Blu-ray DVD Part 6: The Future of Blu-ray
Author: James Russo
Although the Blu-ray disc specification has been finalized, engineers continue to work on advancing the technology. Quad-layer or 100 GB discs have been demonstrated on a drive with modified optics. Hitachi Corporation has stated that such a disc could be used to store up to 7 hours of 32 MB’s video (HDTV) or 3 hours and 30 minutes of 64MB video also referred to as 4K. In August of 2006, TDK announced that they have created a working experimental Blu-ray Disc capable of holding 200 GB of data on a single side, using six 33 GB data layers.

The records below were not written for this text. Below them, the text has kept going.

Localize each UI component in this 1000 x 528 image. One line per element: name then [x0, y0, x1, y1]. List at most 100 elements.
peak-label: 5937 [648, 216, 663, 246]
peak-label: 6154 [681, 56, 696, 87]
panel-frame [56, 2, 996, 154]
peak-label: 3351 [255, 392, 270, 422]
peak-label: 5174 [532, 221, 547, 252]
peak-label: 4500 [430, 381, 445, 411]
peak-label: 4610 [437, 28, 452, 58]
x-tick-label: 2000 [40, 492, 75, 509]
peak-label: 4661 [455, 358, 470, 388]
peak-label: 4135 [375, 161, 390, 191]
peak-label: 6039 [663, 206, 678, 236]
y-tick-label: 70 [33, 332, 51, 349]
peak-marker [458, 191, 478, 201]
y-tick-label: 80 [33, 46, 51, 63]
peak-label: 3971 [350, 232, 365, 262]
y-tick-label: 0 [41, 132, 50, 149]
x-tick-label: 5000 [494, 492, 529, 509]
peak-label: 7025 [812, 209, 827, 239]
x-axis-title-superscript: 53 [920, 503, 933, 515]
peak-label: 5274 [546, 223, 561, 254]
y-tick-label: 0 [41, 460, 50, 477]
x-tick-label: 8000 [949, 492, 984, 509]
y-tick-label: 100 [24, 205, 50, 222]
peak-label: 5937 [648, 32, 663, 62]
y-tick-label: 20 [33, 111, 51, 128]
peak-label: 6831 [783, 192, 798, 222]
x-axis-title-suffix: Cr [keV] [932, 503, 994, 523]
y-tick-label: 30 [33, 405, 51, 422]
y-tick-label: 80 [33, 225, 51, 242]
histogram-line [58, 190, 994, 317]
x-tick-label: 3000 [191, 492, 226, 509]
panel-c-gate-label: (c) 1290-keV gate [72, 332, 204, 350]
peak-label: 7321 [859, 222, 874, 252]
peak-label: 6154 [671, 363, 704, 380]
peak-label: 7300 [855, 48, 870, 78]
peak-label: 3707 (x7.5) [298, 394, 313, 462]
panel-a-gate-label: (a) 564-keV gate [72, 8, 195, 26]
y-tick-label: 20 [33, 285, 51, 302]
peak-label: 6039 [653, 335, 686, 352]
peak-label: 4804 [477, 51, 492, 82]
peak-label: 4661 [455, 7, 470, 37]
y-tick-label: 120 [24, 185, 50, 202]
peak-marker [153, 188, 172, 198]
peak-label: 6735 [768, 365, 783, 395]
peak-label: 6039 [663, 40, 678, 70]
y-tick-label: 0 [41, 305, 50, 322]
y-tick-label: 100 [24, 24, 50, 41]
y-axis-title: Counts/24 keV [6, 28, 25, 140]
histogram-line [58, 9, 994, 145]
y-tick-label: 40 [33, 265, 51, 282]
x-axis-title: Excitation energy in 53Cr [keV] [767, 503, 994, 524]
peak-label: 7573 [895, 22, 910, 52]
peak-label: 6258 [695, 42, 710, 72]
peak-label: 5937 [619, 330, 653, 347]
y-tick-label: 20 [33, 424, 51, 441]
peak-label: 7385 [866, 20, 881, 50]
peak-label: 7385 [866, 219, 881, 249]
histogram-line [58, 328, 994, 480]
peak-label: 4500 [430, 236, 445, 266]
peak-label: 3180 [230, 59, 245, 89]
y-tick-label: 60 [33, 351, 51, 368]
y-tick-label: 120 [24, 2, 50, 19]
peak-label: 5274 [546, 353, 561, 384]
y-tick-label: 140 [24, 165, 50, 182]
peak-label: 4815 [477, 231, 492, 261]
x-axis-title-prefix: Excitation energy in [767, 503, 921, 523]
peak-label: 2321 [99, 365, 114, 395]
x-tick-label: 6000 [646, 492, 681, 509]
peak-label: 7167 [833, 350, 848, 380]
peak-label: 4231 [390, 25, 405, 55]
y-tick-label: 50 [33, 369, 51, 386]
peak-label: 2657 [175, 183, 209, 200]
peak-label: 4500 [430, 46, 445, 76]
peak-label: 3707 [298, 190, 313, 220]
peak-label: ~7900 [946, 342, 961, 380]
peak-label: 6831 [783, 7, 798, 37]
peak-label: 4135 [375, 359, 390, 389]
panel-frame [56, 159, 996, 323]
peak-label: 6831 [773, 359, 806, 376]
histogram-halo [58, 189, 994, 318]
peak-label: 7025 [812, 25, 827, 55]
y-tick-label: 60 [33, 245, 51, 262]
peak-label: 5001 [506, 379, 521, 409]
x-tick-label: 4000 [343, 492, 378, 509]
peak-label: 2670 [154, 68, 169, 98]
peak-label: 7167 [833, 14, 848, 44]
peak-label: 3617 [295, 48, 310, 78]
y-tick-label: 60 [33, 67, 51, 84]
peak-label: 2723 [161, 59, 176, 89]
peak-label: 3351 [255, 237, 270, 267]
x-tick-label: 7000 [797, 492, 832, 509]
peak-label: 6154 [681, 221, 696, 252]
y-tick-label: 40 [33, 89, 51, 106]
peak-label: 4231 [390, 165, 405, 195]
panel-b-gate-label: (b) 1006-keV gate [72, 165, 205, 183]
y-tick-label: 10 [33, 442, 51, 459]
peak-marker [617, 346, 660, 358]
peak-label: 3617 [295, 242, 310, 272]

Also, at CES 2007, Ritek revealed that they had successfully developed a High Definition optical disc process that extends the disc capacity to ten layers, which increased the capacity of the discs to 250 GB. However, they noted that the major obstacle is that current read/write technology does not support the additional layers.
JVC has developed a three-layer technology that allows putting both standard-definition DVD data and HD data on a BD (standard) DVD combination. If successfully commercialized, this would enable the consumer to purchase a disc that can be played on a BD player. Japanese optical disc manufacturer Infinity announced the first “hybrid” Blu-ray Disc/standard DVD combo. “Code Blue” will feature four hybrid discs containing a single Blu-ray disc layer (25GB) and two standard DVD layers (9 GB) on the same side of the disc.
In January 2007, Hitachi showcased a 100 GB Blu-ray disc containing 16 data layers, 25 GB each that will be compatible with current players after a firmware update. Ongoing development is under way to create a 1 Tetrabyte Blu-ray disc as soon as 2013. At CES 2009, Panasonic unveiled the DMP-B15, the first portable Blu-ray Disc player, and Sharp introduced the LC-BD60U and LC-BD80U series, the first LCD HDTV with integrated Blu-ray Disc player. Sharp has also announced that they will sell HDTVs with integrated Blu Ray Disc recorders in the United States.
Other variants of the Blu-ray DVD include : the “mini blu-ray disc (also referred to as Mini- BD” and “Mini Blu-ray” is a compact 8cm in diameter variant of the Blu-ray Disc that can store approximately 7.5 GB of data. It is similar in concept to the MiniDVD and MiniCD. Recordable (BD-R) and rewriteable (BD-RE) versions of Mini Blu-ray Disc have been developed specifically for compact camcorders and other compact recording devices.
On September 18, 2007, Pioneer and Mitsubishi codeveloped BD-R L TH (“Low to High” in groove recording) which features an organic dye recording layer that can be manufactured by modifying existing CD-R and DVD-R production equipment, significantly reducing manufacturing costs. In February 2008, Taiyo Yuden, Mitsubishi, and Maxell released the first BD-R LTH Discs and in March 2008 Sony Playstation 3 gained official support for BD-R LTH Discs with the 2.20 firmware update. In May 2009, Verbatim/Mitsubishi announced the industry’s first 6X BD-R LTH media, which allows recording a 25GB in about 16 minutes
Yet another Blu-ray format was developed by Warner Home Video as a cost effective alternative to the 25/50 GB BD-ROM discs. The format was known as the BD9 format. Usage of BD9 for releasing content on “pressed” discs has never caught on. At the end of the format war, major producers ramped up production of Blu-ray discs and lowered their prices to the level of DVD discs. The idea of using inexpensive DVD media became popular among individual users. A lower-capacity version of this format that uses single- layer 4.5 GB DVD discs has been unofficially called BD5. Both formats are being used by individual users for recording high definition content in Blu-ray format onto recordable DVD media.
Despite the fact that the BD9 format has been adopted as part of the BD-ROM basic format, none of the existing Blu-ray player models supports it explicitly. As such, the discs recorded in BD9 and BD5 formats are not guaranteed to play on standard Blu-ray disc players.